How many years did it take to complete Rome's 250k miles of roads?

by EmmaWoodhous3

I just saw this map, and it got me wondering about the timeframe for that expansion. https://www.reddit.com/r/interestingasfuck/comments/v590ov/roman_empires_250000_miles_of_roads_reimagined_as/

Frescanation

The Romans took their road construction seriously, as evidenced by the fact that many of them still exist and some are still in use, two thousand or more years after they were first laid down.

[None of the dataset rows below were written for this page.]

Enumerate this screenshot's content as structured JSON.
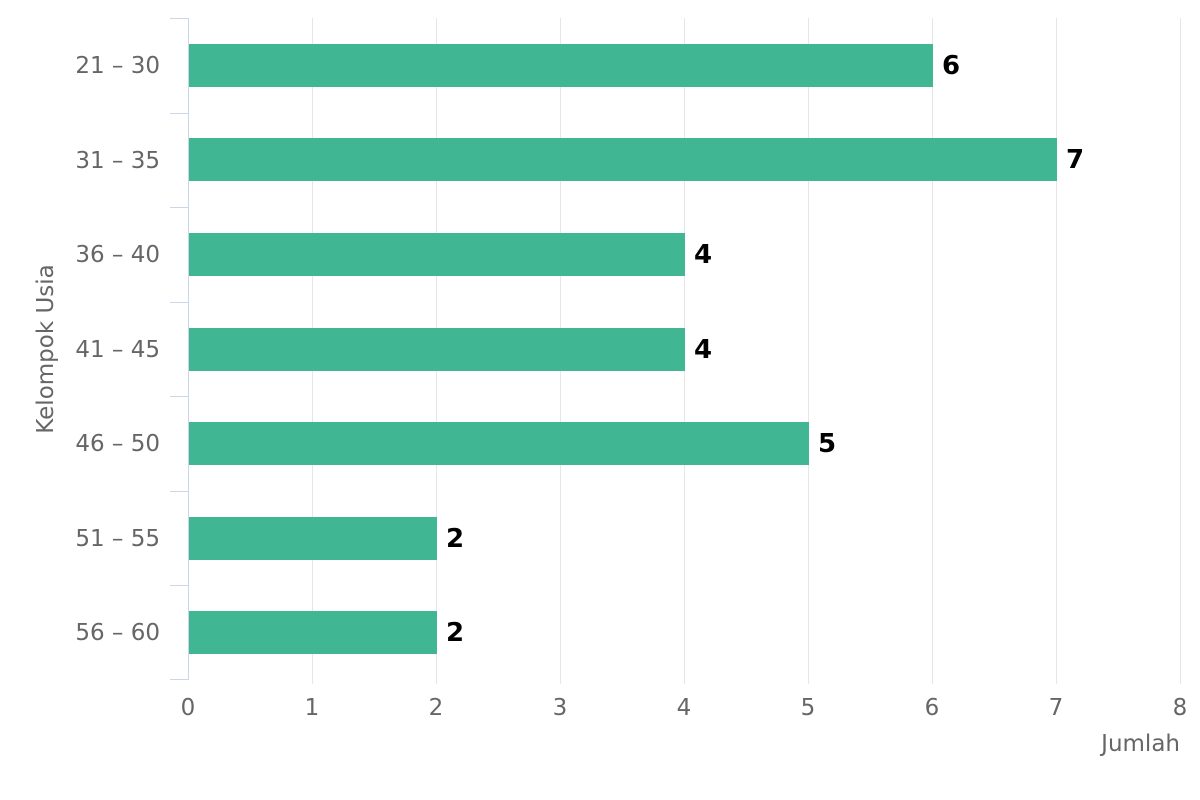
{
  "chart_data": {
    "type": "bar",
    "orientation": "horizontal",
    "title": "",
    "categories": [
      "21 – 30",
      "31 – 35",
      "36 – 40",
      "41 – 45",
      "46 – 50",
      "51 – 55",
      "56 – 60"
    ],
    "values": [
      6,
      7,
      4,
      4,
      5,
      2,
      2
    ],
    "data_labels": [
      "6",
      "7",
      "4",
      "4",
      "5",
      "2",
      "2"
    ],
    "xlabel": "Jumlah",
    "ylabel": "Kelompok Usia",
    "xlim": [
      0,
      8
    ],
    "x_ticks": [
      "0",
      "1",
      "2",
      "3",
      "4",
      "5",
      "6",
      "7",
      "8"
    ],
    "grid": true,
    "legend": false,
    "show_data_labels": true,
    "colors": {
      "bar": "#40b792",
      "axis_line": "#ccd6eb",
      "gridline": "#e6e6e6",
      "tick_text": "#666666",
      "category_text": "#666666",
      "axis_title_text": "#666666",
      "data_label_text": "#000000",
      "background": "#ffffff"
    }
  }
}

The expansion of the Roman road network paralleled the expansion of Rome itself, as the roads were crucial for the movement of trade goods, messengers, and most crucially, soldiers.

The foundation of the Roman system of roads goes all the way back to the Laws of the Twelve Tables, released in 449 BC and considered to among the founding laws of the Roman Republic. These laws mandated a minimum width for roads, who had the right to use them, and the responsibility of private property owners to allow public roads on their lands if deemed the proper route. The first major Roman road was the Via Appia (Appian Way), which linked Rome and the city of Tarentum in the south (later extended to the Adriatic port of Brundisium). The first section opened to traffic in 312 BC, and the remainder was completed in 264, even running a course of 212 km. It was built in response to the great difficulty Rome had moving troops south to fight the first Samnite War. By the end of the third century BC, other roads (the Via Aurelia, Via Flaminia, Via Latina, Via Aemilia, and Via Valeria) had been built, and it was possible to reach most of Italy on a well-built road.

And well-built they were. Roman strategy was to make them right the first time and worry less about maintenance later. Most people are familiar with the surface of the Romans roads – a network of large flat stones fitted loosely together – but this is indeed just the surface.

Roman road construction started with the digging of a trench a meter or more deep down to the foundation soil. After this was reached the road was constructed in layers.

  1. The bottom layer was the foundation soil itself, compacted to be hard and even and covered with a layer of sand
  2. The next layer was the statumen, made of fist-sized rocks to a depth of 30-60 cm.
  3. The rudus was a layer of crushed rock a few cm in size and bound with mortar, around 20 cm thick
  4. The nucleus came next, and was a mix of sand, gravel, and cement 30 cm in depth.
  5. The summum dorsum is the top, visible layer made of flat blocks of around 15 cm in thickness.

The roads were around 6 m wide to allow two way traffic of carts and troops. They were cambered higher in the middle to allow drainage down to the curb. There was often a strip of packed earth or gravel specifically for pedestrian and horse traffic to the side of the road. The resulting roads were durable and all-weather capable. The Latin word for layers is strata, from which we derived the word street.

Road construction occurred on an ad hoc basis. Basically, as the Republic (and later the Empire) expanded, roads were built to the newly-conquered territories. Generals who conquered new lands were expected to build roads into them at their own expense (financed but the plunder of their conquests). Most of Roman expansion was done by the end of the second century BC. A second wave of construction accompanied the move of the Roman capital to Constantinople in AD 323, as the city was essentially new and required a new infrastructure to support it.

So to answer your question, the total road network took as long to build as the empire lasted (all the way to 1453 in the East). But the major parts of the network were already in place by 100 BC, and had taken over 250 years to get that far.